Sr.ª Presidente, Srs. Deputados, Sr.ª Secretária de Estado,
As concepções que presidiram à elaboração desta proposta de lei são um espelho das concepções sobre as quais assenta a política do Governo e da troica: uma obsessão doentia pelas questões financeiras e pela consolidação orçamental. Efectivamente, os princípios e regras que o Governo pretende aplicar ao sector público empresarial, incluindo o sector empresarial do Estado e o sector empresarial local, são princípios e regras focados na componente financeira, sujeitando a gestão das empresas, e até a sua existência, a critérios financeiros e orçamentais, enquanto a prestação do serviço público e os objectivos sociais da empresa são relegados para um secundaríssimo plano.
Entendemos que a componente financeira não poder ser descurada, pois ela é necessária para a disponibilização dos recursos monetários para a concretização do investimento e despesa necessária à prossecução da missão da empresa. O que não podemos concordar de modo algum é que se subestime, como o Governo faz, a componente económica e social do objecto da empresa e se ataque os direitos individuais e colectivos dos trabalhadores. Esta obsessão do Governo e da maioria que o suporta pelas questões financeiros e orçamentais e a secundarização das questões económicas, sociais e laborais não deixará de ter repercussões muito negativas na capacidade de estas empresas prestarem serviços públicos de qualidade.
A sobrestimação da componente financeira está bem patente no facto de se pretender que a responsabilidade e a decisão sobre todas as matérias relevantes da vida e funcionamento das entidades do sector empresarial do Estado passe a pertencer ao membro do Governo responsável pela área das finanças, o qual, de acordo com a proposta do Governo, designa um membro para o conselho de administração das empresas públicas com direito a veto sobre quaisquer operações em matéria financeira e exerce em exclusivo a função accionista, incluindo a aprovação dos planos de actividades e dos orçamento das empresas. Esta concentração de poderes nas finanças e consequente limitação dos poderes de tutela dos ministérios sectoriais, remetidos agora para o mero papel de articulação, significa na prática que será o Ministério das Finanças a determinar as políticas sectoriais, em vez de se limitar a garantir o financiamento dessas mesmas políticas.

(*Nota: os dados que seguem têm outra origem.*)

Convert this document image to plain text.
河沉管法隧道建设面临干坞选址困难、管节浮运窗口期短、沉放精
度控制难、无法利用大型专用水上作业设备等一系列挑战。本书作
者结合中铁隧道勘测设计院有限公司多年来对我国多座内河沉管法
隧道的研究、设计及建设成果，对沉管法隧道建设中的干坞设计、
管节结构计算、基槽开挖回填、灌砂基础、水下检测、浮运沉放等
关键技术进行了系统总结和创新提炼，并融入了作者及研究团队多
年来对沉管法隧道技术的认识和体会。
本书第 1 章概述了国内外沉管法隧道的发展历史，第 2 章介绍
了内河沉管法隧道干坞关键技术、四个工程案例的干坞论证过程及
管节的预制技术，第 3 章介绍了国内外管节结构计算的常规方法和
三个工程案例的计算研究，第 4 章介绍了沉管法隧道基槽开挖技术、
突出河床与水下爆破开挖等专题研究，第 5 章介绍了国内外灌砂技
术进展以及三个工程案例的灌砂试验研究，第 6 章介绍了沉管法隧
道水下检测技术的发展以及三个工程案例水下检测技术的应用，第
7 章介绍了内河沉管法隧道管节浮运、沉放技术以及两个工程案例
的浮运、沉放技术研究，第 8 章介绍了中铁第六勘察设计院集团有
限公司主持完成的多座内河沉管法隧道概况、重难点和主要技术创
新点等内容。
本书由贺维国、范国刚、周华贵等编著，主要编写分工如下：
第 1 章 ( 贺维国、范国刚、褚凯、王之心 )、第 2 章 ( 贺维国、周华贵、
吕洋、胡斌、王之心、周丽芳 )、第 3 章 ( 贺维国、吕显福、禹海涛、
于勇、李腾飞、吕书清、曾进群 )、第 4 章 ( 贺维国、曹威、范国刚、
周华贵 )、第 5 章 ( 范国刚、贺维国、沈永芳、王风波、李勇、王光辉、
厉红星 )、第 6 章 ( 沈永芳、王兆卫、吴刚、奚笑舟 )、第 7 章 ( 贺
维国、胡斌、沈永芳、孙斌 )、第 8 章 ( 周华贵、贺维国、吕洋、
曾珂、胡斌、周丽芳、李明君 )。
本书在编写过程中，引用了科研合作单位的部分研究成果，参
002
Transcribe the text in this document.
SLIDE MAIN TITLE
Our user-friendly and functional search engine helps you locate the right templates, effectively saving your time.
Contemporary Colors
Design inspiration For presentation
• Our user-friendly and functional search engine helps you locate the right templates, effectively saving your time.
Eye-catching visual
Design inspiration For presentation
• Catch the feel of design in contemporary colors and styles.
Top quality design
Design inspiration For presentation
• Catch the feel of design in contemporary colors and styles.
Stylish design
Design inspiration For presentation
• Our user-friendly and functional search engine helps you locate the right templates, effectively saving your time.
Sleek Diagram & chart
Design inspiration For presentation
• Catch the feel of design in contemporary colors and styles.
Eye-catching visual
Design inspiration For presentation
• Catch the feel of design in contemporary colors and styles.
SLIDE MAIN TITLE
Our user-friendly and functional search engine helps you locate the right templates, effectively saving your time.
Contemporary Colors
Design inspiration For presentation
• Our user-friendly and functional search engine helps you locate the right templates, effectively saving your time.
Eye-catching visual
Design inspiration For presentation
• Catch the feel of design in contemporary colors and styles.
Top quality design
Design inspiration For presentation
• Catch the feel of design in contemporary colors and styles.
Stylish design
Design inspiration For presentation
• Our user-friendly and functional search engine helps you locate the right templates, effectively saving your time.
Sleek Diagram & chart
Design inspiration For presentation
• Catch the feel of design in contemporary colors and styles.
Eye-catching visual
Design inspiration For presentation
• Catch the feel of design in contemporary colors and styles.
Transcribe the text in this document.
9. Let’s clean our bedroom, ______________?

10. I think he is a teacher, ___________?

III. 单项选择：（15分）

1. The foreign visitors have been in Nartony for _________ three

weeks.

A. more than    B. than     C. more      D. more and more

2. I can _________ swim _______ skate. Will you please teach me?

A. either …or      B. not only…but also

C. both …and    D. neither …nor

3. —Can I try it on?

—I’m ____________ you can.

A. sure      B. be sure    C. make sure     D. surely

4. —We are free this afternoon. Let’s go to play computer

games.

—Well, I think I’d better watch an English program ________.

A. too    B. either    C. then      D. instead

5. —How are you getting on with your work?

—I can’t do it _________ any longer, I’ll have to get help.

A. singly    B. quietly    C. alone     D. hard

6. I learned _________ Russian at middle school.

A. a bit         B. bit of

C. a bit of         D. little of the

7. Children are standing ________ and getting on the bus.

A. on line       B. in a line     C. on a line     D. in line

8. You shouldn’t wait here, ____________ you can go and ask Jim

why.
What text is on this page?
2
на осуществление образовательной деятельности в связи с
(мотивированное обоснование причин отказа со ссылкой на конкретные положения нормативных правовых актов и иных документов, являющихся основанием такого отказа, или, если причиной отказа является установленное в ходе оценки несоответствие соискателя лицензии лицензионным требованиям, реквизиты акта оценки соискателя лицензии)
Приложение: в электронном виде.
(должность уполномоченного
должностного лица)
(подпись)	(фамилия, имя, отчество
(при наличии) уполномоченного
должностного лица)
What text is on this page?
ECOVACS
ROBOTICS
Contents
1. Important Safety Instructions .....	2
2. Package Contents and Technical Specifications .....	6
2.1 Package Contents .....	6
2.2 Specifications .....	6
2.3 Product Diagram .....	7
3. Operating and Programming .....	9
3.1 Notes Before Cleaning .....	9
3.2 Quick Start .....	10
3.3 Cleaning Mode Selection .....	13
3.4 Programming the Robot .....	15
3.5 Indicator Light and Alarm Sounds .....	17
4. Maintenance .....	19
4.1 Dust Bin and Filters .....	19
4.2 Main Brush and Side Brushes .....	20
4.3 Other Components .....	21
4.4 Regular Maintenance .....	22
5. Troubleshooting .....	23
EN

Também no sector empresarial local, embora de forma mais mitigada do que no sector empresarial do Estado, são reforçados os instrumentos de controlo e ingerência por parte do Ministério das Finanças, nomeadamente através da actuação da denominada Unidade Técnica. Esta opção revela a intenção do Governo, aliás já espelhada no recentemente aprovado regime jurídico da actividade empresarial local, de sujeitar o Poder Local às suas orientações e aos seus objectivos políticos, desrespeitando os princípios da autonomia das autarquias locais e da descentralização democrática da administração pública, consagrados na Constituição.
Com esta proposta de lei, o Governo prossegue o seu ataque aos direitos dos trabalhadores do sector público empresarial: aplica-lhes o regime do contrato individual de trabalho, mas, no que diz respeito ao subsídio de refeição, ajudas de custo, trabalho suplementar e trabalho nocturno, equipara-os aos trabalhadores da administração pública. Deste modo, o que o Governo pretende é aplicar aos trabalhadores do sector público empresarial o pior dos dois mundos. Acresce ainda que estas limitações de direitos prevalecem sobre os instrumentos de regulamentação colectiva que disponham em sentido mais favorável, em flagrante violação da Constituição da República, assim como de convenções internacionais subscritas pelo Estado Português. Estas limitações aos direitos individuais e colectivos dos trabalhadores são absolutamente inaceitáveis, merecendo a nosso mais veemente repúdio.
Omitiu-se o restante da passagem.